Ginny legte den Kopf auf die Knie und war überrascht, ihn wütend hervorstoßen zu hören: „Warum wirst du nicht erwachsen, Weasley? Das Leben ist kein Buch, und es ist nicht fair! Die Handlung in deinen dämlichen Büchern ist albern, so was würde echten Leuten in hundert Jahren nicht passieren. Das ist nicht das wahre Leben. Im wahren Leben interessiert sich deine Mutter mehr für ihre Maniküre als für ihren Sohn. Im wahren Leben glaubt dein Vater, er könne alles auf der Welt kaufen, aber er würde nie mit seinem Kind zu einem Spiel gehen, außer es bringt politische Vorteile. Im wahren Leben ist man von einer Familie umgeben, der es egal ist, ob man lebendig oder tot ist! Du glaubst, dir geht's schlecht!" Draco rückte näher, sein Gesicht so nah, daß sich ihre Nasen fast berührten. „Es ist ja nicht so, als würdest du in eine Leprakolonie geschickt oder so was, richtig?

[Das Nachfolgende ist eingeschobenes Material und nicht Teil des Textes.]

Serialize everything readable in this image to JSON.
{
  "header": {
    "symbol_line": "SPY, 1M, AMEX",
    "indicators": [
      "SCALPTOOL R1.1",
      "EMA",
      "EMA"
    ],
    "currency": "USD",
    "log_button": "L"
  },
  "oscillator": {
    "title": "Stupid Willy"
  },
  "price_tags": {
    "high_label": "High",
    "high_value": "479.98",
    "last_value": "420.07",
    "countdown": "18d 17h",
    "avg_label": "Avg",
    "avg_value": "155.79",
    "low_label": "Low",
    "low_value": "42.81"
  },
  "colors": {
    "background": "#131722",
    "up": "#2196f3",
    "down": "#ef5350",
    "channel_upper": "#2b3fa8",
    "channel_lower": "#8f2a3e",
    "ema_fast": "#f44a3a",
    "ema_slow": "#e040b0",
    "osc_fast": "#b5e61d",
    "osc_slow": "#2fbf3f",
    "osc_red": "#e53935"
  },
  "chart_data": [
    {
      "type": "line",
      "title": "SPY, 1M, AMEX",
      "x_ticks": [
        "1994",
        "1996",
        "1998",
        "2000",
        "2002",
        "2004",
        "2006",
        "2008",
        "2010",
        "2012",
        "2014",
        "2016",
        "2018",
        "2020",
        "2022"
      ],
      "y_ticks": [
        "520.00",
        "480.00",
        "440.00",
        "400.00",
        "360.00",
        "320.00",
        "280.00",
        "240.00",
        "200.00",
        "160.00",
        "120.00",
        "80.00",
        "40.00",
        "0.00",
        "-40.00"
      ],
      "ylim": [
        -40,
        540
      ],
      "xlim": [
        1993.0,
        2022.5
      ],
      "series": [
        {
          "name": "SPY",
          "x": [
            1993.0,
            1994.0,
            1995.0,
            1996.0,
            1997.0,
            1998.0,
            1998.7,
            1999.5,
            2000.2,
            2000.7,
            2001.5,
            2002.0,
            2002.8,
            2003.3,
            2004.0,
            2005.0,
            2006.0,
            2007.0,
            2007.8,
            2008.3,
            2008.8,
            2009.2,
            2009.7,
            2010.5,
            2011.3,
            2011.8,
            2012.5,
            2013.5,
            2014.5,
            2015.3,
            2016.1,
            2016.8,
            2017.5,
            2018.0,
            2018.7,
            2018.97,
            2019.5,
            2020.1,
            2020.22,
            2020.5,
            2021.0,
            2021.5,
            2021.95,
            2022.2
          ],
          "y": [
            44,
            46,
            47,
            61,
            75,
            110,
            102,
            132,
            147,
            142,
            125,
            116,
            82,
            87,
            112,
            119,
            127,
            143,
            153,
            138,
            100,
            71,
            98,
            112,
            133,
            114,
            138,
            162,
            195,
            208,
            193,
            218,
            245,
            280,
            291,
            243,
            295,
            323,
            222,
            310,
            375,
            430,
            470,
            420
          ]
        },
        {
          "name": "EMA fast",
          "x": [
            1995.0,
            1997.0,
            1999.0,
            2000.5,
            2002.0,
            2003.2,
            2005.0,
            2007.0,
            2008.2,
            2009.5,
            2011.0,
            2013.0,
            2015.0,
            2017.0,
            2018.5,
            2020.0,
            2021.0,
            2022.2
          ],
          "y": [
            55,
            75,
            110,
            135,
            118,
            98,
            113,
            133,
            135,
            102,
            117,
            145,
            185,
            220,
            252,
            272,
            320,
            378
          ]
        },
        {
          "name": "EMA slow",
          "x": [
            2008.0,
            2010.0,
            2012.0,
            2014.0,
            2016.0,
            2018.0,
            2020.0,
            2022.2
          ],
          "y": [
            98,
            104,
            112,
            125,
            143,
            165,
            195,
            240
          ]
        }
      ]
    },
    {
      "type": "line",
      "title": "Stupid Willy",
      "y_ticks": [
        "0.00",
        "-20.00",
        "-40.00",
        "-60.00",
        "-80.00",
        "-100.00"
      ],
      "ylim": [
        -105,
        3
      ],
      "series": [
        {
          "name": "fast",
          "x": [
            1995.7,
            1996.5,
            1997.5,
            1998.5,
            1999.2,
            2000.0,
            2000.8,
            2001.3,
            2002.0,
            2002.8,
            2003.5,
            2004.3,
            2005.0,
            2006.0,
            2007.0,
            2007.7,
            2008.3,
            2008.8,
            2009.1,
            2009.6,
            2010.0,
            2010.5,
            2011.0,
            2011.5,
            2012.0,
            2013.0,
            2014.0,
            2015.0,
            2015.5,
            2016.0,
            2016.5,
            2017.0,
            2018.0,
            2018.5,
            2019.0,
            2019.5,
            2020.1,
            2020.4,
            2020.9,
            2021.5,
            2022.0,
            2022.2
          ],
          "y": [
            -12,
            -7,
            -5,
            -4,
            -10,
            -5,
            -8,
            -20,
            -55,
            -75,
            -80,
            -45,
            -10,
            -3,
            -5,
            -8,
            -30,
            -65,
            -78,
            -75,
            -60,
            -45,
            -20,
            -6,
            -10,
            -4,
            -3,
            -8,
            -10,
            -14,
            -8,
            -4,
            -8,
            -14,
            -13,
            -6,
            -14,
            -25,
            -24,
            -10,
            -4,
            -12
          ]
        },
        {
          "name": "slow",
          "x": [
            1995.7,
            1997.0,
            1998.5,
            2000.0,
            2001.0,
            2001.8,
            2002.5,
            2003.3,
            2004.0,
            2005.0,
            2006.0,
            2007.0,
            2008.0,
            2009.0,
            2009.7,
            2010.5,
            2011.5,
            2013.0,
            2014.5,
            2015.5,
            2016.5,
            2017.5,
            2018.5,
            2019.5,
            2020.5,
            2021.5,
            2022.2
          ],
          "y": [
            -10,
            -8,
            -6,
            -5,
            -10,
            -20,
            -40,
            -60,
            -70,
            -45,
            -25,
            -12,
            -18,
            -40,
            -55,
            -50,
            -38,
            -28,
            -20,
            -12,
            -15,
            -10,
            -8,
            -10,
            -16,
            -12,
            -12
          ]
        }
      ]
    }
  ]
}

Du wirst die Ferien mit Brüdern verbringen, die dich lieben. Was ist schon dabei, wenn du ein explodierendes Geschenk kriegst oder welche von ihren verhexten Süßigkeiten? Immerhin weißt du, daß sie da sein werden, um sich um dich zu kümmern, falls dir mitten in der Nacht was zustoßen sollte. Bei dir wird nicht zu jeder Tages- oder Nachtzeit ein Monstrum vorbeischauen, um deinen Brüdern zu befehlen, einen armen Tölpel zu erledigen, richtig? Großer Gott, Leute wie du machen mich krank, immer meckern, wie schlecht es euch geht, dabei habt ihr verdammt noch mal alles! Weißt du was, Weasley? Erzähl das jemandem, den's interessiert."

Er hatte leise gesprochen, aber die Worte beinah ausgespuckt. Ginny war mit jedem Wort etwas weiter von ihm abgerückt, bis sie in einer Ecke kauerte. Er richtete sich abrupt auf, sein Gesicht plötzlich ausdruckslos. Ohne ein weiteres Wort stand er auf und verließ die Bibliothek.

Ginny biß sich heftig auf die Lippe. Hätte sie das nicht getan, hätte sie jetzt schon wie ein Baby geheult. Das Problem war, daß sie nicht wußte, ob sie um ihrer selbst willen geheult hätte oder um seinetwillen. Ginny entschied, daß das keine Rolle spielte, rieb sich mit den Fingerknöcheln die Augen und hob ihr Buch auf. Es dauerte zehn Minuten, bis sie bemerkte, daß sie das verfluchte Ding falsch herum hielt.